A, Lucene relevant basic concepts
Definition: a simple tool kit , functional file search, support for Chinese, keywords, multi-criteria query, any file name or file contents included are checked out.
Data Classification: structured data (fixed data format or finite length) and unstructured data (variable length data or no fixed format)
The PS: lucene underlying search engine is implemented, solr lucene is actually a framework for encapsulation.
Second, data search
Structured Data [1]
Since the data have certain norms and structures, typically used sql statement to query.
[2] structured query
(1) sequential scanning method: a document to find a document, inefficient and very slow.
(2) full-text search: the extracted portion of unstructured data in the re-organized into an index , this index was built first, and then the index search process is called full-text search. (Example: Dictionary)
PS: Although the process is very time-consuming to create the index, but the index once created can be used multiple times, full-text search query is the main treatment, so time-consuming to create the index is well worth it!
Third, the search process
Index: 1, using the stream to read the contents of the document 2, specific objects built of document content (bean) 3, to do word document content 4, creating an index
Index Library: inside the store both the index, but also stored for specific documents. (Can be seen as a dictionary-like structure: the directory, there are specific content)
User Interface Query: i.e. keyword input box, does not refer to the corresponding interface classes implement java.
Creating an index
1. obtain the original document
The original document: refers to index and search the content, form of expression, including web sites, documents and other data on the disk and the database ...
2. Create a document object
lucene document object: contains many domain (field), each document has a unique number , that document id.

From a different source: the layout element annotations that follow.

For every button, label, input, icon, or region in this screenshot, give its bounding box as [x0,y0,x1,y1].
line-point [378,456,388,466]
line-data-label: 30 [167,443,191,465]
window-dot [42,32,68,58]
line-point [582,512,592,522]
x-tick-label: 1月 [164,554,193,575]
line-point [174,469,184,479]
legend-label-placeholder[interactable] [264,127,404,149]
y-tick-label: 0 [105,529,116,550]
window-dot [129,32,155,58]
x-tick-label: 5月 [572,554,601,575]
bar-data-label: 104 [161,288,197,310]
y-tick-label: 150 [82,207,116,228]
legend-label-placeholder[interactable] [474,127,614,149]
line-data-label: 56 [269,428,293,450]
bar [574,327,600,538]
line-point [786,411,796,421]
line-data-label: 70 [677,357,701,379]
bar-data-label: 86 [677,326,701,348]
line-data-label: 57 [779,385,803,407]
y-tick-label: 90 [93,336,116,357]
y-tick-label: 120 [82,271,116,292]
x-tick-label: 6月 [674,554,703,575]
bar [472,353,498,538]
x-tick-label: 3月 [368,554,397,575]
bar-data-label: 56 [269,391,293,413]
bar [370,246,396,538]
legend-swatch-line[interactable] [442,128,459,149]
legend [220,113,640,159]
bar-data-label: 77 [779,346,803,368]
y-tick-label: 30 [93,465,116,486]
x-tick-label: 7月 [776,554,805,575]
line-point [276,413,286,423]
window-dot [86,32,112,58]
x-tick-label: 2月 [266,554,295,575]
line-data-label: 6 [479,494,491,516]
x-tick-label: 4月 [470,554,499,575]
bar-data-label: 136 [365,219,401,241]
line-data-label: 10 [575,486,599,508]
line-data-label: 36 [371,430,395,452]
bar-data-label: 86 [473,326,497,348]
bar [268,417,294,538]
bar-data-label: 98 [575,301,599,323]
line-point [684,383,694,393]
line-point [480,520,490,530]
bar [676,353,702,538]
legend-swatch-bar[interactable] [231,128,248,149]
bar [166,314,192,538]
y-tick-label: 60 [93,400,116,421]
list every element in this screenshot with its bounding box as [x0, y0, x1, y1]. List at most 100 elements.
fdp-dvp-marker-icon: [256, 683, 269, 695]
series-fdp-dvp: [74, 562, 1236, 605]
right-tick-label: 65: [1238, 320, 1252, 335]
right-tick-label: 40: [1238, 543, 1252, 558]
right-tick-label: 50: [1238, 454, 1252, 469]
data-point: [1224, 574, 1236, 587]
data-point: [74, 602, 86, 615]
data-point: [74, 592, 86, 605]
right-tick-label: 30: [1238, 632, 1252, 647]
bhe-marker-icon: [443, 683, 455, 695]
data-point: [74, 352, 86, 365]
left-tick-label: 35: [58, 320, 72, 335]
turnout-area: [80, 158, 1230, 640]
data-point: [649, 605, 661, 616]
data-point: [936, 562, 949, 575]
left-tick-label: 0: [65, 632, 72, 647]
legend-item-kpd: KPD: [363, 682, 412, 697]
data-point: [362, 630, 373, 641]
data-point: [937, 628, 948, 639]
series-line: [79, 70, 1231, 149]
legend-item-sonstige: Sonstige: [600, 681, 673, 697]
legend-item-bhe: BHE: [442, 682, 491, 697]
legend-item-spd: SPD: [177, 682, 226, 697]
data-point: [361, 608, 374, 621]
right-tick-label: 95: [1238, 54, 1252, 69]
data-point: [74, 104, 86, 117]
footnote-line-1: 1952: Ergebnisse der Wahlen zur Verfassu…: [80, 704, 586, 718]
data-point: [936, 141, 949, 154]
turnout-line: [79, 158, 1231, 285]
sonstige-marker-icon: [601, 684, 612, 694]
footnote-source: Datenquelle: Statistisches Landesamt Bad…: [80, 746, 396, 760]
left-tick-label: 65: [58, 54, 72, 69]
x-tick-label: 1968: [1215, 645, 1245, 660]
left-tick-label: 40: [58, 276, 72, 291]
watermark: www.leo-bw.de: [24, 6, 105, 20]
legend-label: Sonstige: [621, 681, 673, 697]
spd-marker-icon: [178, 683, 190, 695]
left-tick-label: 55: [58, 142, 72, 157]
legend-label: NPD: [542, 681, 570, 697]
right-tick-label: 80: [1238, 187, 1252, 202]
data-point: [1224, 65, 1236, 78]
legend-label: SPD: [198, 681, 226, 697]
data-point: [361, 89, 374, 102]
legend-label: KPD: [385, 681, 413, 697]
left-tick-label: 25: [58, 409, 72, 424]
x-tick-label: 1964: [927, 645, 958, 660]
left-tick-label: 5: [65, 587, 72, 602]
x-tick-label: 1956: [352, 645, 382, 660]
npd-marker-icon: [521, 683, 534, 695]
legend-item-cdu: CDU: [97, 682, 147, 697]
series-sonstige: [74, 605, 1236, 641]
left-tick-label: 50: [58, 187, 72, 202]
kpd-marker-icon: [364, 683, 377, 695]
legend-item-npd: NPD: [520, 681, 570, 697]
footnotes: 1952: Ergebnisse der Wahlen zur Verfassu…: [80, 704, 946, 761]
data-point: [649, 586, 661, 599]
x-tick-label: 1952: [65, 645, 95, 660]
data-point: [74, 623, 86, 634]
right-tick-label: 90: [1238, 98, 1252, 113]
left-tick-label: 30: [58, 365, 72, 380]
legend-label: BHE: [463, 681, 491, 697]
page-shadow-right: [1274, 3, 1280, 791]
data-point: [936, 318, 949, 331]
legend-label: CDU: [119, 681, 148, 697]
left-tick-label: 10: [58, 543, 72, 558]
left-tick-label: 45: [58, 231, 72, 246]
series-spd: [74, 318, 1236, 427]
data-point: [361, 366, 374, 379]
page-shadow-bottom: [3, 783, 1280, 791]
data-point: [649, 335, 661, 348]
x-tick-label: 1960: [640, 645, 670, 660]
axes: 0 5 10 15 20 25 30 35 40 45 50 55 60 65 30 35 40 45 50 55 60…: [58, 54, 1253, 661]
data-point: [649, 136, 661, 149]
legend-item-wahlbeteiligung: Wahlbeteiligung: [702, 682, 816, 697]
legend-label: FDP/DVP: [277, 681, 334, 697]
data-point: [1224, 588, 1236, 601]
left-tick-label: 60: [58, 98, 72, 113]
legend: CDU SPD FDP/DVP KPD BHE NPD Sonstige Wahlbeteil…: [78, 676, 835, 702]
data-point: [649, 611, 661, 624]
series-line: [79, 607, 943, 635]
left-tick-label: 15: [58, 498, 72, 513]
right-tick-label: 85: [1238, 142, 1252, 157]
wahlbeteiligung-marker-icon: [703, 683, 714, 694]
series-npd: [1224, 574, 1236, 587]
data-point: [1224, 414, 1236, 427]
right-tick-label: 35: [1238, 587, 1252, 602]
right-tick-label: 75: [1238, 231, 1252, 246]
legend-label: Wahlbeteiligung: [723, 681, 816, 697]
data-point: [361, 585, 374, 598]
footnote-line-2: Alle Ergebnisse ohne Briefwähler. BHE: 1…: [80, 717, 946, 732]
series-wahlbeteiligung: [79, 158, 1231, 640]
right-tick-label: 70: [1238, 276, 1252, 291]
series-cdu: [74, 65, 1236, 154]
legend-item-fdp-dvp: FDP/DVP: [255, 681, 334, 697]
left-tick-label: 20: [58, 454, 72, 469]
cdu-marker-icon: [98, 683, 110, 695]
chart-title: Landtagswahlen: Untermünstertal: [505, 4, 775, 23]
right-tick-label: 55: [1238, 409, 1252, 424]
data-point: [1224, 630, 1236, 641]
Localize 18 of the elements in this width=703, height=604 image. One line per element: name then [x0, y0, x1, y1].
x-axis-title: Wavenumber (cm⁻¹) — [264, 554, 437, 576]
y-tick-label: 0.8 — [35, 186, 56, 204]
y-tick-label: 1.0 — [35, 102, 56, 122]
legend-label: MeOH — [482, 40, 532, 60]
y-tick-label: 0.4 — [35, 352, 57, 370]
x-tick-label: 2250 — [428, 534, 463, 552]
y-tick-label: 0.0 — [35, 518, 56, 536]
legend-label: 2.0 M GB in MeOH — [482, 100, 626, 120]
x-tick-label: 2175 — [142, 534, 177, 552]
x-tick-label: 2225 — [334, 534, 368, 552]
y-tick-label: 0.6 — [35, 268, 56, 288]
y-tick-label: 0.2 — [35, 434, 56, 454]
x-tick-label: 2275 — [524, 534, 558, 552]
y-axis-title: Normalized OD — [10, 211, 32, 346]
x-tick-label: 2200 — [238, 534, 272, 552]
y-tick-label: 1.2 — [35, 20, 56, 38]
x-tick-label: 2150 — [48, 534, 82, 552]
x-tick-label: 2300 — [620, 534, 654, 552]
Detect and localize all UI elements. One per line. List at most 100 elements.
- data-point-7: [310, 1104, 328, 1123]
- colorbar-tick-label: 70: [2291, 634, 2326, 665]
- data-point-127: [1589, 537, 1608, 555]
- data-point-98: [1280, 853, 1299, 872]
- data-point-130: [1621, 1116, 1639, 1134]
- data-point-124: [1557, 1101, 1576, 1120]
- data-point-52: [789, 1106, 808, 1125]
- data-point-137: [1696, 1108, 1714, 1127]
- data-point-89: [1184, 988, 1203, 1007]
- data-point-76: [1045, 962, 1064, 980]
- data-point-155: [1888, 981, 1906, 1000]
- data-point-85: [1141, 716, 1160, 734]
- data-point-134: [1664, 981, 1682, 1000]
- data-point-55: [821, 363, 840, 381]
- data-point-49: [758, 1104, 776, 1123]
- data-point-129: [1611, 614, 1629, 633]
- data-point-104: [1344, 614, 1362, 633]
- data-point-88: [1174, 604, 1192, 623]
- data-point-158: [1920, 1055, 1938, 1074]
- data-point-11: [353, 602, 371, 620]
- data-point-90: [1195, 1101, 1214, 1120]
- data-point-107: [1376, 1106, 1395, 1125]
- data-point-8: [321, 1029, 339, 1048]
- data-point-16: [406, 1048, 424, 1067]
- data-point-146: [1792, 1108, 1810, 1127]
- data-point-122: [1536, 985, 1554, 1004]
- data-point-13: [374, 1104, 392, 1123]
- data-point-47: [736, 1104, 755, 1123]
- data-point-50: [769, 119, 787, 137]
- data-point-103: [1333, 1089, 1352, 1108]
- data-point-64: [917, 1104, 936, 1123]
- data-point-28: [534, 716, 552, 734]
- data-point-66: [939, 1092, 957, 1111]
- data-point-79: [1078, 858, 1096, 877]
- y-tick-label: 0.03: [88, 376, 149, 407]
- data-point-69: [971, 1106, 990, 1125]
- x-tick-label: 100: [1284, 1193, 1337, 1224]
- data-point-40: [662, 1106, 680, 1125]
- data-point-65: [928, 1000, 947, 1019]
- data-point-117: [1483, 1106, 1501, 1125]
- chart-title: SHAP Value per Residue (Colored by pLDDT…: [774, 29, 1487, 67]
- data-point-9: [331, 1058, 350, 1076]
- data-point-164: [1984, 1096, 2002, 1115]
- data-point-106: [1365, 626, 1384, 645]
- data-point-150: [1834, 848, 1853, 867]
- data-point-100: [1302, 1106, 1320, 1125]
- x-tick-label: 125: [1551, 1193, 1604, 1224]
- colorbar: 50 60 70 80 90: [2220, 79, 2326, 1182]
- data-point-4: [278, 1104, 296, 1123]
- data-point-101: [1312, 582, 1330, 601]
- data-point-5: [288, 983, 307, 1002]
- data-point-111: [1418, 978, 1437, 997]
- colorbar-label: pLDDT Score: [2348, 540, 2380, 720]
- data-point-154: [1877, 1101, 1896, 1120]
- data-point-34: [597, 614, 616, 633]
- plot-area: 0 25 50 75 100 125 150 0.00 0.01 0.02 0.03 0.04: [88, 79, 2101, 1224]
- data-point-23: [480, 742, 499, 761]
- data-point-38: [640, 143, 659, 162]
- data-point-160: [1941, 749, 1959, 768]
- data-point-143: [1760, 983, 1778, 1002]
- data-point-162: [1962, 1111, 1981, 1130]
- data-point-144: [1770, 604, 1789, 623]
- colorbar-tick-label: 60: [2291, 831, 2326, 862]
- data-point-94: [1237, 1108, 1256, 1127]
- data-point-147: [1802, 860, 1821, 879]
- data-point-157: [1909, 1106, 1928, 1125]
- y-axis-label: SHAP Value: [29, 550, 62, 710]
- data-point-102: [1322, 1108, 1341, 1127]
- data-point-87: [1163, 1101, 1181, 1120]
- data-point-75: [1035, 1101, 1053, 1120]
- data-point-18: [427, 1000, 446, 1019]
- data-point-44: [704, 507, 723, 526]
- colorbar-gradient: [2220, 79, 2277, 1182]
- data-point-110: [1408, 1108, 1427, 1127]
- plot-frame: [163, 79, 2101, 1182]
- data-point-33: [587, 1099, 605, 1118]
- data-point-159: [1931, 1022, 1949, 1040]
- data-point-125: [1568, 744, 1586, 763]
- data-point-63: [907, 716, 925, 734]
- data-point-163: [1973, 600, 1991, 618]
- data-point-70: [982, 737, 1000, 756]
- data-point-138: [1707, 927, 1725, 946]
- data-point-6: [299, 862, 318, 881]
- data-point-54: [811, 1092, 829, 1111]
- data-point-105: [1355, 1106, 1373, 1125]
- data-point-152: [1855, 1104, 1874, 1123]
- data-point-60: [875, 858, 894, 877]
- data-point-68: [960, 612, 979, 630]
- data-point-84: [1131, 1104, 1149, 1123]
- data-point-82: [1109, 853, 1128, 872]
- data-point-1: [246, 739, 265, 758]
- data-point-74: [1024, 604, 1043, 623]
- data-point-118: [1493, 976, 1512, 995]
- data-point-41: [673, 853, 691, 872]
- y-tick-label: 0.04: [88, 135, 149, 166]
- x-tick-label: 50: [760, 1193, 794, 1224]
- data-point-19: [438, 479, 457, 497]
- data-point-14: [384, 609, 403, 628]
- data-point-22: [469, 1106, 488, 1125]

- Each document can have multiple domains
- Different documents may have different domains
- The same documents can have the same domain (domain name and domain values are the same)
3. Analysis of documents
Word: original documents to extract word dividing word, remove punctuation , remove stop words , all uppercase characters converted to lowercase word , the final generation language exchange unit (a one word) .
term: After word of each word is called a term, different domains in split out the same word is different Term !
term structure: similar to the structure of KV: term domain name (K) value field (V)
4. Create an index
Index structure: inverted index structure (inverted index structure), including indexing and document in two parts.